How do you know if you are sick of your relationship or sick of your self? I hate to break it to you…but it’s all the same thing!

Have you ever noticed that when you get up in the morning feeling positive and energetic, your whole day seems to flow into a lighter and more uplifting experience? Have you also noticed that when you get up in a bad mood, mad at the world, it seems as if everyone is out to get you all day long? The whole day turns into a “bad day.” The reason for that is, your outer world including your relationship, is a direct reflection of what is going on emotionally and spiritually inside you. If there is peace on the inside, there will be peace on the outside. If there is turmoil and conflict on the inside, there will be turmoil and conflict on the outside. The same paradigm for your personal reality is true about issues or beliefs concerning lack, abundance, love, hate, truth, lies and relationships. Whatever you are experiencing in your inner world, manifests and reflects itself back to you via your outer world.

Try on these examples. If you are in a relationship in which your partner lies to you, no doubt you are also lying to yourself about something. Perhaps you are saying to yourself, “He or she will change,” or “I really don’t mind being lied to.”

If you are in a relationship in which your partner cheats on you – I’ll bet you are cheating on yourself in some way. Did you decide to ignore some boundary violation? Did you miss any billboards that came up along the way trying to alert you that there was a trust issue at stake? Didn’t you make the conscious or unconscious decision to stay with someone who refuses to remain faithful? Aren’t all those ways in which you are cheating on you?

Most people go through life feeling as if they are simply victims to whatever life has to offer. We believe life does us! Most of us are much more comfortable blaming and manipulating our external world, than we are taking responsibility for what is happening to us. We live with the illusion that if our partner would only change we would be happier. If we only had that better job, then we could relax. If we were with someone who paid more attention to us we’d feel better about ourselves. Unfortunately that isn’t true, as you have no doubt already discovered once having obtained the very thing you once thought would make you happy.

It would seem we have it backwards! We believe we have to do the right relationship, the right job, the right house, the right car, and the right partner in order for us to finally be who we really are! The truth is – when we decide to be who we are, all those other things just follow, in Divine right order, as we metaphysicians like to say. Giving yourself permission to be happy, empowered, alive, creative, successful, is not about who your partner is or what your partner is doing with his or her life. It’s about who you are and what you are willing to do for yourself in your life.

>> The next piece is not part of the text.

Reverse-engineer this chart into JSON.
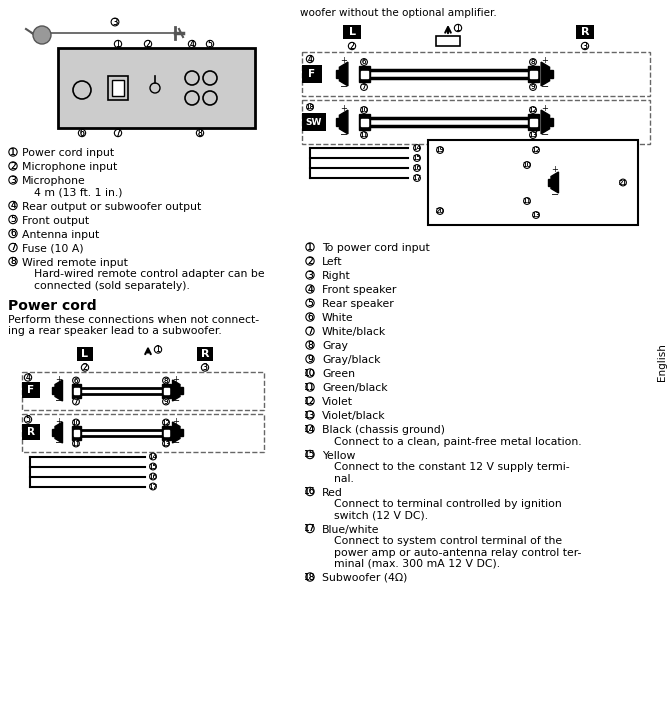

Feeling “sick of yourself or your relationship” is an important feeling to notice. It’s a good place to begin an exploration to find out what is really going on. Ask yourself, “What am I really sick of?” Maybe you are sick of feeling stuck, stagnant, limited or trapped. Perhaps you are sick of experiencing the same old issues and are ready to address them and move on. Are you sick of feeling as if life is dull, uneventful or exciting? Once you discover what it is you are really sick of, you can begin to do something about that issue. You can take the power back and directly address the issue for yourself instead of making your partner responsible.

Most of us give our power away with out really being aware that we are doing so. We give our power away each time we make someone else responsible for our reality or choices in life. Listen to some of the phrases and expressions I hear and my responses to them.

“She makes me mad! “
When did you give her the power over your emotions and responses?

“He says it’s my fault!”
So, why do you believe him? When did you give him the power to decide what your truth should be?

“She won’t let go of the issue.”
No one can argue alone! Someone is deciding to participate with her in keeping the issue alive.

Notice how easy it is to forget you are responsible for your own reality and you do not have to do anything you do not wish to do. OK, I hear all of those “yes buts” resounding from the rafters. Yes, but she’ll be angry. Yes, but he’ll feel upset. Yes, but she’ll be hurt. So? Someone may be hurt, angry or upset when you decide to be yourself, but that is their work and not yours. It’s not your job to be what someone else wants you to be. That excuse is just that, an excuse for not going forward – and it’s making you sick of yourself!. It’s your job to be who you are. Stop distancing your joy, aliveness and excitement by making someone else responsible for giving it to you! Don’t get sick of your life. Instead, create it your way.